Robinson was drafted in the army during the Vietnam War and was medically discharged in 1966. He returned to Los Angeles in 1966 and returned to racing. Robinson quickly gained notoriety and became synonymous with Los Angeles street racing in the period.

After the Watts riots of 1965, Robinson founded the International and National Brotherhood of Street Racers in 1968 with support from the LAPD, whose officers first attended his drag racing events in Compton, Inglewood, and Watts undercover. Paul Norwood, executive vice president of the organization stated that "there was a lot of tension and the police thought this was a good way for the people to get rid of their anxiety and anger by allowing them to do this on weekends". The organization at its height grew to over 80,000 members in 38 states and 9 countries.

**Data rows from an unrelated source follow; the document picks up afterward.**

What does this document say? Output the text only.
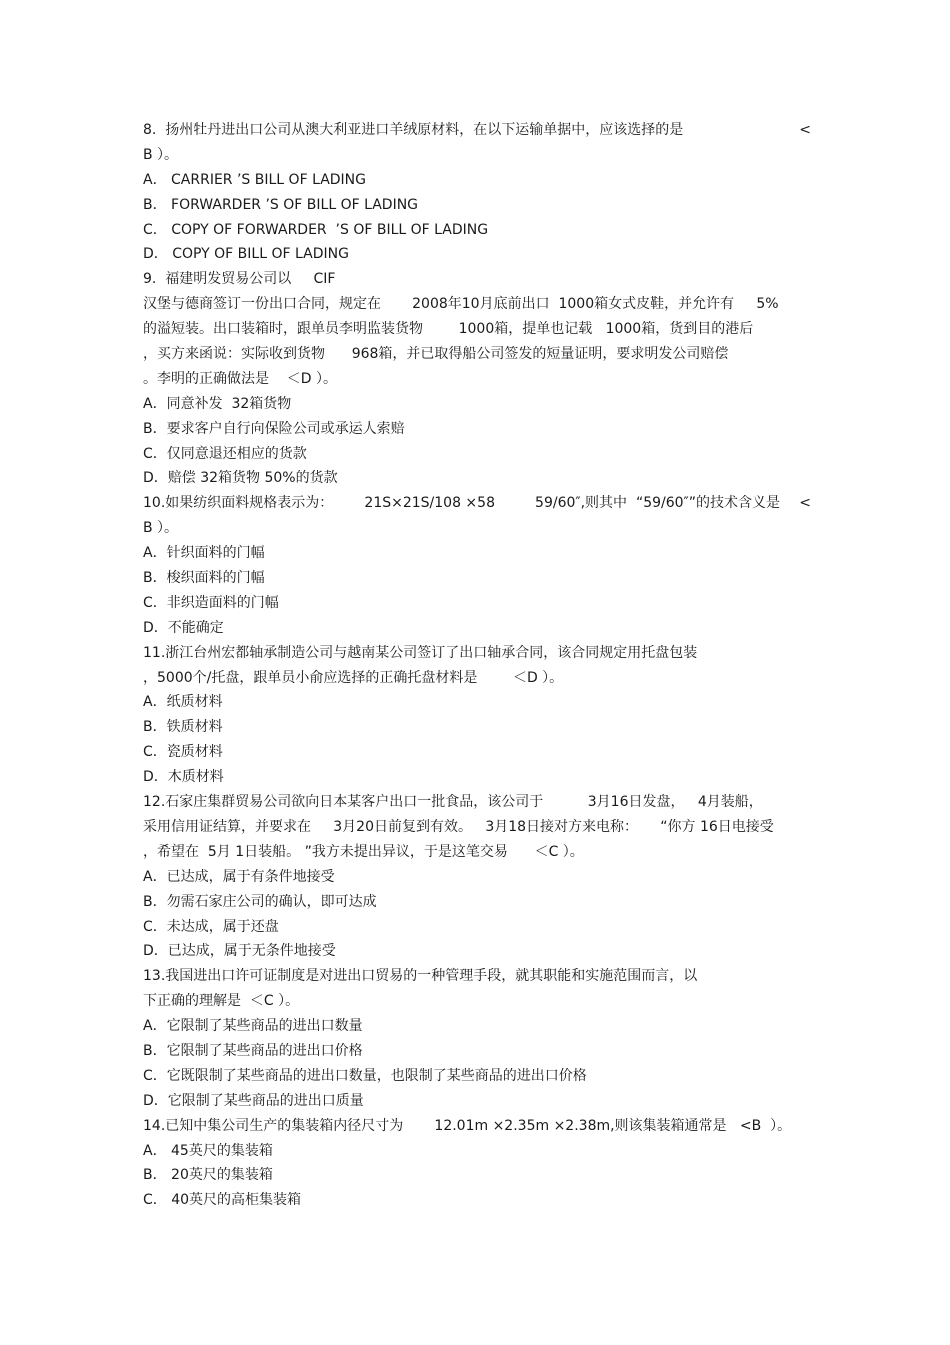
8.  扬州牡丹进出口公司从澳大利亚进口羊绒原材料，在以下运输单据中，应该选择的是	<
B ）。
A． CARRIER ’S BILL OF LADING
B． FORWARDER ’S OF BILL OF LADING
C． COPY OF FORWARDER  ’S OF BILL OF LADING
D． COPY OF BILL OF LADING
9.  福建明发贸易公司以     CIF
汉堡与德商签订一份出口合同，规定在       2008年10月底前出口  1000箱女式皮鞋，并允许有     5%
的溢短装。出口装箱时，跟单员李明监装货物        1000箱，提单也记载   1000箱，货到目的港后
，买方来函说：实际收到货物      968箱，并已取得船公司签发的短量证明，要求明发公司赔偿
。李明的正确做法是    ＜D ）。
A．同意补发  32箱货物
B．要求客户自行向保险公司或承运人索赔
C．仅同意退还相应的货款
D．赔偿 32箱货物 50%的货款
10.如果纺织面料规格表示为：       21S×21S/108 ×58         59/60″,则其中  “59/60″”的技术含义是 <
B ）。
A．针织面料的门幅
B．梭织面料的门幅
C．非织造面料的门幅
D．不能确定
11.浙江台州宏都轴承制造公司与越南某公司签订了出口轴承合同，该合同规定用托盘包装
，5000个/托盘，跟单员小俞应选择的正确托盘材料是        ＜D ）。
A．纸质材料
B．铁质材料
C．瓷质材料
D．木质材料
12.石家庄集群贸易公司欲向日本某客户出口一批食品，该公司于          3月16日发盘，   4月装船，
采用信用证结算，并要求在     3月20日前复到有效。   3月18日接对方来电称：     “你方 16日电接受
，希望在  5月 1日装船。 ”我方未提出异议，于是这笔交易      ＜C ）。
A．已达成，属于有条件地接受
B．勿需石家庄公司的确认，即可达成
C．未达成，属于还盘
D．已达成，属于无条件地接受
13.我国进出口许可证制度是对进出口贸易的一种管理手段，就其职能和实施范围而言，以
下正确的理解是  ＜C ）。
A．它限制了某些商品的进出口数量
B．它限制了某些商品的进出口价格
C．它既限制了某些商品的进出口数量，也限制了某些商品的进出口价格
D．它限制了某些商品的进出口质量
14.已知中集公司生产的集装箱内径尺寸为       12.01m ×2.35m ×2.38m,则该集装箱通常是   <B  ）。
A． 45英尺的集装箱
B． 20英尺的集装箱
C． 40英尺的高柜集装箱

Support from Mayor Tom Bradley was instrumental in the opening of the organization's track in 1974, named Brotherhood Raceway Park. In 1977, Bradley commented: "It provides not only an opportunity to give these youngsters an outlet, but it helps build brotherhood. They are built upon the theme of brotherhood through street racing." The track closed in 1984 but re-opened again in 1993, after Robinson persuaded the Los Angeles Harbor Commission to allow its reopening for two years. Some reports from officers indicate that crime dropped when the track was open. A retired deputy sheriff stated, "pretty much all the cops knew [that] when Willie's track is open, it definitely makes a difference ... virtually all the street racing stopped because now they had a place to go." In a 1994 article for Sports Illustrated, Robinson commented: "Black, white, yellow, brown, skinheads, Nazi party members, Muslims, we got 'em all. They're all here at the track, and they're communicatin'. And once they start communicatin', they start likin' each other, and once they start likin' each other, they forget about the hate." Robinson's mantra reportedly was If you're racing, you're not killing.

In his 2012 obituary published in the Los Angeles Times, Robinson was described as "a gentle giant who promoted organized drag racing as a way to unite people of all races and classes and ease racial tensions".